Think of it as a "junior ML engineer" you can delegate tasks to: "Fine-tune Llama 3 on this dataset and push the model to my Hub repo." The agent will research the right approach, write a training script, test it in a sandbox, launch a GPU job, monitor it, and push the result.

Problem It Solves

ML workflows on Hugging Face involve juggling many services: the Hub API (repos, models, datasets), Inference Endpoints, Spaces, training jobs, documentation across dozens of libraries, and a vast ecosystem of papers and examples. ML Intern unifies all of this behind a single conversational interface, automating the tedious orchestration while keeping the human in the loop for critical decisions (GPU spending, repo modifications, etc.).

Target Users

  1. ML practitioners who use Hugging Face regularly and want to accelerate their workflow
  2. Researchers who need to find papers, explore citation graphs, discover datasets, and run experiments
  3. Developers building on HF infrastructure who want help navigating the ecosystem

The system prompt explicitly accounts for users at different skill levels -- it instructs the agent to research thoroughly before implementing (to avoid hallucinating wrong APIs or outdated patterns), making it useful even for experienced practitioners working outside their comfort zone.

Tech Stack

Backend

Technology Version Purpose
Python >= 3.11 Core language
FastAPI >= 0.115 REST API + SSE streaming server
Uvicorn >= 0.32 ASGI server
LiteLLM >= 1.83 Universal LLM API abstraction (Anthropic, OpenAI, HF Router)
FastMCP >= 3.2 Model Context Protocol client for HF's MCP server
Hugging Face Hub >= 1.0 Hub API client (repos, models, datasets, Spaces, jobs)
Pydantic >= 2.12 Request/response validation
httpx >= 0.27 Async HTTP client
Rich >= 13.0 Terminal rendering (markdown, panels, live display)
prompt-toolkit >= 3.0 Advanced CLI input handling
Whoosh >= 2.7 Full-text search indexing for HF docs and OpenAPI specs
thefuzz >= 0.22 Fuzzy string matching for GitHub example discovery
nbconvert/nbformat >= 7.16/5.10 Jupyter notebook conversion
uv (build tool) Fast Python package manager, used for deps and lockfile

Frontend

Technology Purpose
React 18 + TypeScript UI framework
Vite Build toolchain and dev server
Vercel AI SDK (ai + @ai-sdk/react) Chat UI abstraction, streaming, tool approval UX
MUI (Material UI) Component library
Zustand State management (3 stores)
react-markdown + react-syntax-highlighter Markdown and code rendering

Infrastructure

Technology Purpose
Docker (multi-stage) Production deployment to HF Spaces
HF Spaces Hosting platform (port 7860, UID 1000)
HF OAuth 2.0 Authentication via HuggingFace accounts
HF Inference Router Model routing with provider selection
HF Dataset Repos Session trajectory persistence

Why These Choices

Dual Interface

The project ships two complete interfaces:

  1. CLI (agent/main.py): Rich terminal UI with particle logo animation, CRT boot sequence, typewriter streaming, live sub-agent tracking, and interactive approval prompts.

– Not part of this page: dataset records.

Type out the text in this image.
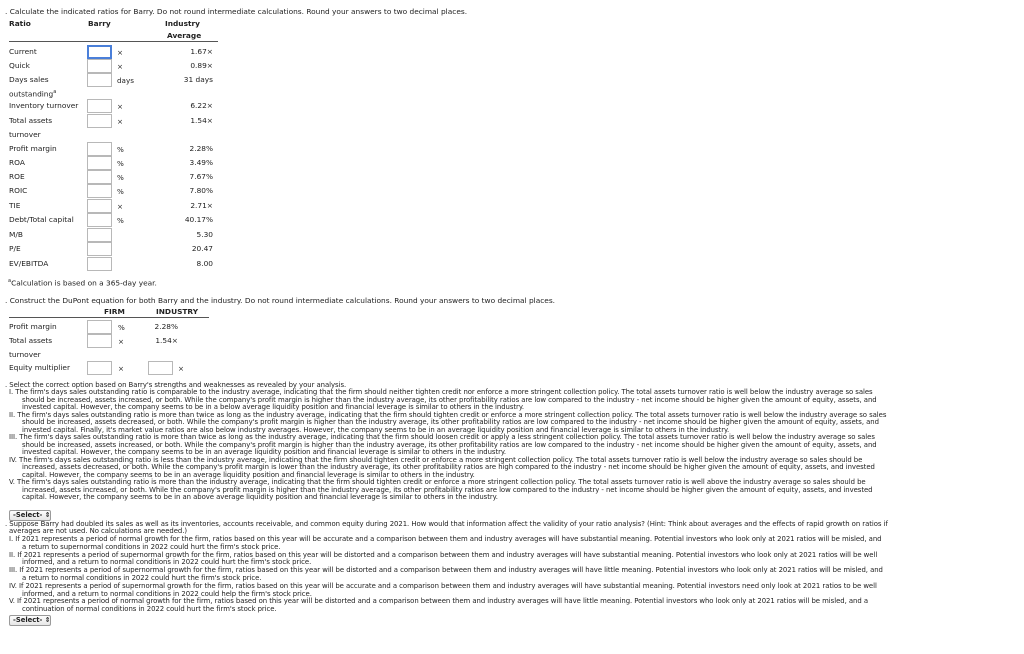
. Calculate the indicated ratios for Barry. Do not round intermediate calculations. Round your answers to two decimal places.
Ratio	Barry	Industry
Average
Current	×	1.67×
Quick	×	0.89×
Days sales
outstanding$^a$
days	31 days
Inventory turnover	×	6.22×
Total assets
turnover
×	1.54×
Profit margin	%	2.28%
ROA	%	3.49%
ROE	%	7.67%
ROIC	%	7.80%
TIE	×	2.71×
Debt/Total capital	%	40.17%
M/B	5.30
P/E	20.47
EV/EBITDA	8.00
$^a$Calculation is based on a 365-day year.
. Construct the DuPont equation for both Barry and the industry. Do not round intermediate calculations. Round your answers to two decimal places.
FIRM	INDUSTRY
Profit margin	%	2.28%
Total assets
turnover
×	1.54×
Equity multiplier	×	×
. Select the correct option based on Barry's strengths and weaknesses as revealed by your analysis.
I. The firm's days sales outstanding ratio is comparable to the industry average, indicating that the firm should neither tighten credit nor enforce a more stringent collection policy. The total assets turnover ratio is well below the industry average so sales
should be increased, assets increased, or both. While the company's profit margin is higher than the industry average, its other profitability ratios are low compared to the industry - net income should be higher given the amount of equity, assets, and
invested capital. However, the company seems to be in a below average liquidity position and financial leverage is similar to others in the industry.
II. The firm's days sales outstanding ratio is more than twice as long as the industry average, indicating that the firm should tighten credit or enforce a more stringent collection policy. The total assets turnover ratio is well below the industry average so sales
should be increased, assets decreased, or both. While the company's profit margin is higher than the industry average, its other profitability ratios are low compared to the industry - net income should be higher given the amount of equity, assets, and
invested capital. Finally, it's market value ratios are also below industry averages. However, the company seems to be in an average liquidity position and financial leverage is similar to others in the industry.
III. The firm's days sales outstanding ratio is more than twice as long as the industry average, indicating that the firm should loosen credit or apply a less stringent collection policy. The total assets turnover ratio is well below the industry average so sales
should be increased, assets increased, or both. While the company's profit margin is higher than the industry average, its other profitability ratios are low compared to the industry - net income should be higher given the amount of equity, assets, and
invested capital. However, the company seems to be in an average liquidity position and financial leverage is similar to others in the industry.
IV. The firm's days sales outstanding ratio is less than the industry average, indicating that the firm should tighten credit or enforce a more stringent collection policy. The total assets turnover ratio is well below the industry average so sales should be
increased, assets decreased, or both. While the company's profit margin is lower than the industry average, its other profitability ratios are high compared to the industry - net income should be higher given the amount of equity, assets, and invested
capital. However, the company seems to be in an average liquidity position and financial leverage is similar to others in the industry.
V. The firm's days sales outstanding ratio is more than the industry average, indicating that the firm should tighten credit or enforce a more stringent collection policy. The total assets turnover ratio is well above the industry average so sales should be
increased, assets increased, or both. While the company's profit margin is higher than the industry average, its other profitability ratios are low compared to the industry - net income should be higher given the amount of equity, assets, and invested
capital. However, the company seems to be in an above average liquidity position and financial leverage is similar to others in the industry.
-Select- ⇕
. Suppose Barry had doubled its sales as well as its inventories, accounts receivable, and common equity during 2021. How would that information affect the validity of your ratio analysis? (Hint: Think about averages and the effects of rapid growth on ratios if
averages are not used. No calculations are needed.)
I. If 2021 represents a period of normal growth for the firm, ratios based on this year will be accurate and a comparison between them and industry averages will have substantial meaning. Potential investors who look only at 2021 ratios will be misled, and
a return to supernormal conditions in 2022 could hurt the firm's stock price.
II. If 2021 represents a period of supernormal growth for the firm, ratios based on this year will be distorted and a comparison between them and industry averages will have substantial meaning. Potential investors who look only at 2021 ratios will be well
informed, and a return to normal conditions in 2022 could hurt the firm's stock price.
III. If 2021 represents a period of supernormal growth for the firm, ratios based on this year will be distorted and a comparison between them and industry averages will have little meaning. Potential investors who look only at 2021 ratios will be misled, and
a return to normal conditions in 2022 could hurt the firm's stock price.
IV. If 2021 represents a period of supernormal growth for the firm, ratios based on this year will be accurate and a comparison between them and industry averages will have substantial meaning. Potential investors need only look at 2021 ratios to be well
informed, and a return to normal conditions in 2022 could help the firm's stock price.
V. If 2021 represents a period of normal growth for the firm, ratios based on this year will be distorted and a comparison between them and industry averages will have little meaning. Potential investors who look only at 2021 ratios will be misled, and a
continuation of normal conditions in 2022 could hurt the firm's stock price.
-Select- ⇕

Invoked via ml-intern command.

  2. Web UI (frontend/ + backend/): React SPA with multi-session support, SSE streaming, drag-to-resize code panel, research sub-agent visualization, and script editing for tool approval.

Both interfaces share the same agent core (agent/core/) and tool suite (agent/tools/), connected through an async queue-based architecture.